Pray Boldly, Trust Courageously

Willow Creek | June 28, 2021

This past weekend, Ed Ollie Jr. concluded Courage Calling: Lessons from Joshua with a message called “Courage to Pray Big Prayers.” Throughout his message, Ed hit home this key point: the courage of my prayers reveals God’s position in my life. The stronger our relationship with God and the more trust we have in Him, the deeper and bolder our prayers can be. 


It can be hard to pray bold prayers, can’t it, even if we attend church regularly, pray often, and include God in most aspects of our lives? Our life experiences have made us cynical; we’ve seen prayers answered in different ways than we would have liked: loved ones passed, addictions raged on, and children remained astray. 


It’s easy to find the darkness, but what about the light? We might feel some of our prayers hit the ceiling and bounce back, but what about the times God did more than we could ever even ask? Who was given a death sentence but was healed? Who had been an addict for thirty years then found sobriety? What prodigals have returned home to their parent’s open arms? Those stories are there–through church members, friends, or maybe in our own families. Our God is still a God of miracles and He’s ready to do more. Do we have the courage to ask for it?

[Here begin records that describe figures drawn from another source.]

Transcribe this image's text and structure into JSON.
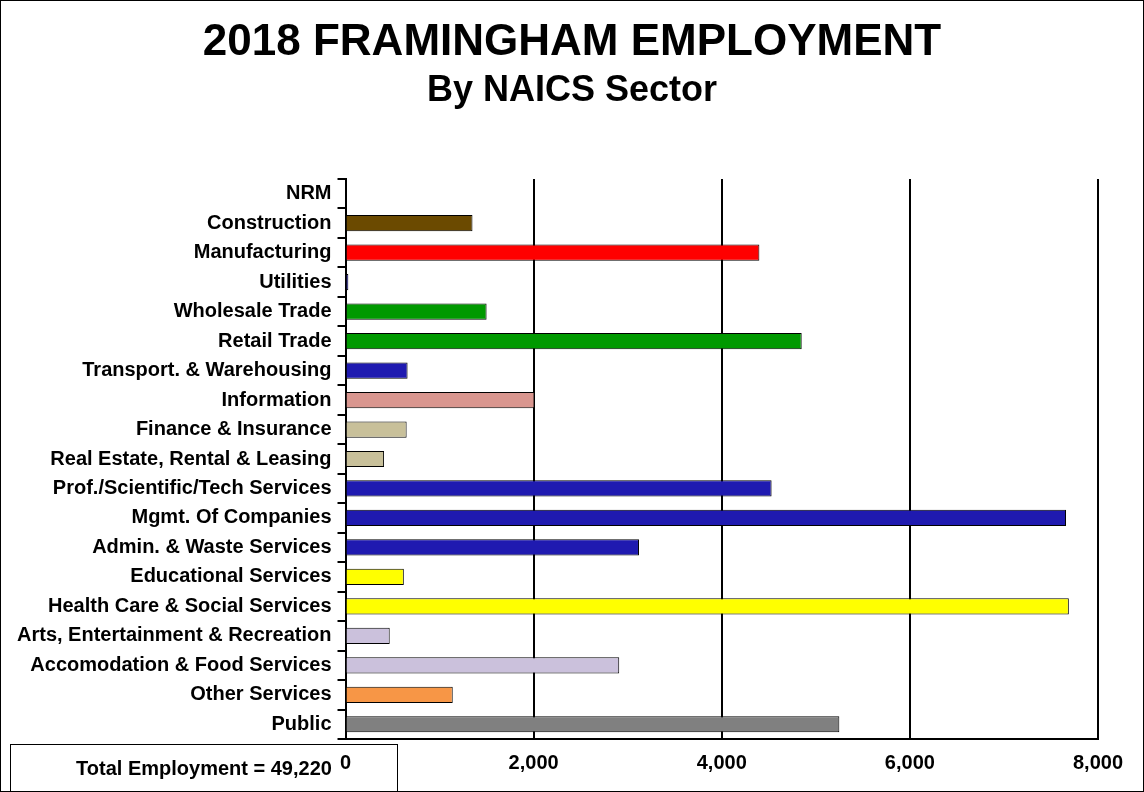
{
  "chart_data": {
    "type": "bar",
    "orientation": "horizontal",
    "title": "2018 FRAMINGHAM EMPLOYMENT",
    "subtitle": "By NAICS Sector",
    "categories": [
      "NRM",
      "Construction",
      "Manufacturing",
      "Utilities",
      "Wholesale Trade",
      "Retail Trade",
      "Transport. & Warehousing",
      "Information",
      "Finance & Insurance",
      "Real Estate, Rental & Leasing",
      "Prof./Scientific/Tech Services",
      "Mgmt. Of Companies",
      "Admin. & Waste Services",
      "Educational Services",
      "Health Care & Social Services",
      "Arts, Entertainment & Recreation",
      "Accomodation & Food Services",
      "Other Services",
      "Public"
    ],
    "values": [
      0,
      1350,
      4400,
      30,
      1500,
      4850,
      660,
      2010,
      650,
      410,
      4530,
      7660,
      3120,
      620,
      7690,
      470,
      2910,
      1140,
      5250
    ],
    "colors": [
      "#6b4a00",
      "#6b4a00",
      "#ff0000",
      "#1f1ab0",
      "#009900",
      "#009900",
      "#1f1ab0",
      "#d9968f",
      "#c8c09a",
      "#c8c09a",
      "#1f1ab0",
      "#1f1ab0",
      "#1f1ab0",
      "#ffff00",
      "#ffff00",
      "#cbc1dc",
      "#cbc1dc",
      "#f79646",
      "#808080"
    ],
    "xlim": [
      0,
      8000
    ],
    "xticks": [
      {
        "value": 0,
        "label": "0"
      },
      {
        "value": 2000,
        "label": "2,000"
      },
      {
        "value": 4000,
        "label": "4,000"
      },
      {
        "value": 6000,
        "label": "6,000"
      },
      {
        "value": 8000,
        "label": "8,000"
      }
    ],
    "grid": "x",
    "legend": false,
    "annotations": [
      "Total Employment = 49,220"
    ]
  }
}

In Mark 11:24, Jesus says, “Therefore I tell you, whatever you ask for in prayer, believe that you have received it, and it will be yours.” When we pray, we must believe. When we pray for healing, we must see the healing. When we pray for sobriety, we must picture what it can look like. When we pray for our children to come home, let’s set a spot at the table. 


When we pray boldly, we’re calling on the awesome power of God, the same God who sent the plagues, raised the dead, and conquered all Evil. He’s still in the miracle business. Trust in Him, remember what He’s already done, see the victory, then pray boldly. We’re not just praying for a quick recovery; we’re praying when the doctors go in to remove the tumor, they’ll find the tumor already gone. We’re not praying our friend or family member gets into recovery; we’re praying their craving for drugs or alcohol miraculously disappears. We’re not praying for our astray children to come home “someday;” we’re praying our children join us on the 4th of July and that we can celebrate having them home with us. 


Let’s pray boldly. Let’s pray bravely. Let’s pray like God has done miracles before and that He can do them again. 


And when our bold prayers aren’t answered, even after believing and hoping, let’s remember what Jesus taught the masses to pray in Matthew 6:10: “Your Kingdom come, Your will be done on earth as it is in Heaven.” When we pray boldly, let’s also trust boldly. Our God has a plan, and we don’t know what it is, but we know we can trust Him, because He’s never failed us. We believe He can do all things, we believe He can satisfy every need and heal every heart, and that’s why we pray boldly, but we also trust in His plan, to where if our prayers aren’t answered the way we would like, that won’t hinder us from praying boldly again and again and again. “May Your will be done–not mine;” only the deepest trust on earth can add those words to the end of a prayer. 


Friends, let’s be courageous enough to ask for the unthinkable, believe in the unfathomable, and trust in the redemptive plan of El Shaddai–our Lord God Almighty.